Grüner Einkauf in kommunaler Gemeinschaft
„Neben der verbesserten Transparenz sollte auch der Nachhaltigkeitsaspekt insbesondere bei der Produktauswahl eine größere Rolle spielen, sodass wir dies entsprechend in der Webapplikation umgesetzt haben“, berichtet Schmidt. So sind derzeit im Einkauf 11.260 Artikel bekannt, die regelmäßig ausgeschrieben und damit auch im Sinne von Nachhaltigkeitsaspekten qualifiziert werden können. Entsprechende Kennzeichnungen im Einkaufsportal machen es dem Besteller leicht, unter aktuell 2.800 gelabelten Artikeln die „grüne“ Kaufentscheidung zu treffen. Bereits bei den Artikelanfragen können entsprechende Anforderungen an Lieferanten mitgegeben werden. Darüber hinaus lässt sich auf diese Weise auch stärker das regionale Handwerk oder der Einzelhandel integrieren: Beispielweise können Bäcker handwerklich gefertigtes Brot an Kitas und Schulen liefern oder Getränkehändler die Verwaltungskantinen mit Säften von nahegelegenen Streuobstwiesen versorgen. „Dies ist eine der vielen Weiterentwicklungen des Dienstleisters TEK-SERVICE AG, die auch aus Anregungen der Kreisverwaltung entstanden sind. Die Ergebnisse sind überzeugend“, bestätigt Neger.

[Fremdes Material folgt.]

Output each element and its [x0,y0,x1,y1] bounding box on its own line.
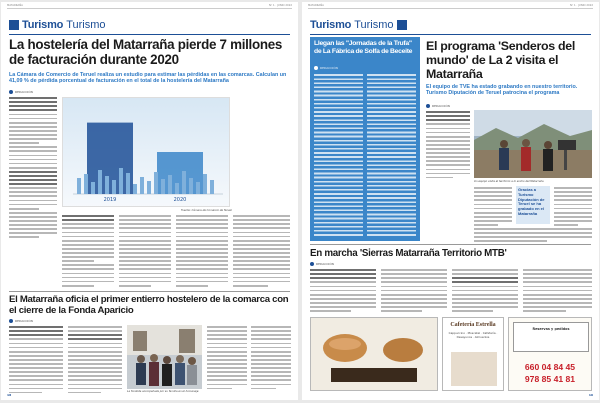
trufa-headline: Llegan las "Jornadas de la Trufa" de La Fábrica de Solfa de Beceite [314,40,413,55]
camera-icon [558,140,576,150]
senderos-byline [426,104,450,108]
senderos-photo [474,110,592,178]
left-page-number: 18 [7,393,12,397]
trufa-feature-box [310,37,420,241]
byline-dot-icon [9,319,13,323]
cafeteria-ad-brand: Cafetería Estrella [450,322,496,328]
senderos-photo-caption: Un equipo visita el territorio a lo ancho del Matarraña [474,180,544,183]
chart-caption: Fuente: Cámara de Comercio de Teruel [181,209,232,212]
cafeteria-ad-title: Cappuccino · Moscatel · Cafetería · Desayunos · Almuerzos [448,331,498,339]
mtb-headline: En marcha 'Sierras Matarraña Territorio MTB' [310,248,507,259]
main-headline: La hostelería del Matarraña pierde 7 millones de facturación durante 2020 [9,37,283,68]
right-page [302,2,599,400]
section-tile-icon [9,20,19,30]
fonda-aparicio-photo [127,325,202,389]
chart-svg [63,98,230,207]
phone-number-1: 660 04 84 45 [524,362,576,372]
left-folio-issue: Nº 1 · JUNIO 2022 [269,4,292,7]
trufa-byline-text: REDACCIÓN [320,66,338,70]
main-subhead: La Cámara de Comercio de Teruel realiza un estudio para estimar las pérdidas en las comarcas. Calculan un 41,09 % de pérdida porcentual de facturación en el total de la hostelería del Matarraña [9,72,287,85]
fonda-photo-svg [127,325,202,389]
second-article-column-1 [9,325,63,395]
section-label-secondary: Turismo [66,18,106,31]
fonda-photo-caption: La fondista acompañada por su familia en el homenaje [127,390,199,393]
bread-ad [310,317,438,391]
byline-dot-icon [9,90,13,94]
byline-dot-icon [310,262,314,266]
left-folio [7,4,292,9]
senderos-headline: El programa 'Senderos del mundo' de La 2 visita el Matarraña [426,39,575,82]
article-divider [310,244,591,245]
senderos-column-3 [554,186,592,227]
mtb-column-4 [523,268,592,313]
cafeteria-ad [442,317,504,391]
senderos-byline-text: REDACCIÓN [432,104,450,108]
senderos-photo-svg [474,110,592,178]
section-label-secondary: Turismo [354,18,394,31]
second-article-column-2 [68,325,122,395]
right-folio [308,4,593,9]
right-folio-issue: Nº 1 · JUNIO 2022 [570,4,593,7]
main-byline [9,90,33,94]
cafeteria-ad-photo [451,352,497,386]
second-article-column-3 [207,325,247,391]
byline-dot-icon [426,104,430,108]
right-folio-title: MATARRAÑA [308,4,324,7]
section-rule [9,34,290,35]
senderos-column-2 [474,186,512,227]
facturacion-chart [62,97,230,207]
byline-dot-icon [314,66,318,70]
main-article-column-3 [119,214,171,288]
trufa-column-1 [314,73,363,237]
main-byline-text: REDACCIÓN [15,90,33,94]
section-label: Turismo [22,18,64,31]
mtb-column-1 [310,268,376,313]
main-article-column-5 [233,214,290,288]
pull-quote-text: Gracias a Turismo Diputación de Teruel se ha grabado en el Matarraña [518,187,545,216]
phone-ad-label: Reservas y pedidos [532,327,570,331]
right-section-header [310,18,407,31]
senderos-subhead: El equipo de TVE ha estado grabando en nuestro territorio. Turismo Diputación de Teruel patrocina el programa [426,84,578,97]
main-article-column-2 [62,214,114,288]
chart-tick-label-2019: 2019 [103,197,117,203]
pull-quote [516,186,550,224]
left-page [1,2,298,400]
left-folio-title: MATARRAÑA [7,4,23,7]
mtb-byline-text: REDACCIÓN [316,262,334,266]
second-byline-text: REDACCIÓN [15,319,33,323]
phone-ad [508,317,592,391]
chart-tick-label-2020: 2020 [173,197,187,203]
second-byline [9,319,33,323]
section-label: Turismo [310,18,352,31]
bread-ad-art [311,318,437,390]
phone-number-2: 978 85 41 81 [524,374,576,384]
mtb-column-3 [452,268,518,313]
second-article-column-4 [251,325,291,391]
section-rule [310,34,591,35]
trufa-byline [314,66,338,70]
trufa-column-2 [367,73,416,237]
right-page-number: 19 [588,393,593,397]
main-article-column-1 [9,96,57,239]
second-headline: El Matarraña oficia el primer entierro hostelero de la comarca con el cierre de la Fonda Aparicio [9,294,289,316]
mtb-byline [310,262,334,266]
main-article-column-4 [176,214,228,288]
senderos-column-4 [474,227,592,243]
senderos-column-1 [426,110,470,180]
section-tile-icon [397,20,407,30]
left-section-header [9,18,106,31]
mtb-column-2 [381,268,447,313]
phone-ad-box [513,322,589,352]
article-divider [9,291,290,292]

Entsprechend lag der Gedanke nahe, kreiszugehörige Kommunalverwaltungen für eine gemeinsame Einkaufsstrategie basierend auf den positiven Erfahrungen der Kreisverwaltung zu gewinnen. Nach einigen Verhandlungen und finalen Projektwochen der Umsetzung war es 2018 dann soweit: Die Einkaufsgemeinschaft Groß-Gerau wurde geschaffen und wächst seither stetig. Kommunalverwaltungen wie Büttelborn, Biebesheim a. Rhein, Raunheim, Riedstadt, Mörfelden-Walldorf, Trebur, Ginsheim-Gustavsburg, Nauheim und Kelsterbach sind Teil der Gemeinschaft und sorgen für steigenden Umsatz, der bereits bei etwa 140.000 Euro liegt. Die Ausschreibungsergebnisse zeigen, dass sich eine Vergabe lohnt. Belastbare, gebündelte Leistungsbeschreibungen zeitigen gute Angebote der Bieter. Die Preisvorteile liegen dabei in der Regel bei 15 bis 20 Prozent. „Die Ergebnisse kommen damit uns allen zu 100 Prozent zu Gute. Lieferanten haben keine Kosten zu tragen, was die Vielzahl von Angeboten zeigt. Die Aufwendungen für unseren Dienstleister tragen wir; das rechnet sich für uns in vielerlei Hinsicht. Denn in jedem Fall übertreffen die erzielten Mehrwerte die Ausgaben bei weitem“, resümiert Neger. Heute werden circa 300 Lieferadressen mit den Sortimenten von sechs Lieferanten versorgt. Der Jahresumsatz liegt bei etwa 460.000 Euro.
Der Landkreis Groß-Gerau liegt im südhessischen Regierungsbezirk Darmstadt und umfasst 14 Städte und Gemeinden mit einer Bevölkerung von rund 275.000 Einwohnern. Als moderner Wirtschafts-, Arbeits-, und Lebensraum liegt der Landkreis inmitten der Technologieregion Rhein-Main-Neckar. Seit 2018 ist ein Großteil der Städte und Gemeinden in einer kommunalen Einkaufsgemeinschaft verbunden, um Ausschreibungen transparenter, wirtschaftlicher und effizienter gestalten zu können. Die Organisation trägt die Kreisverwaltung Groß-Gerau.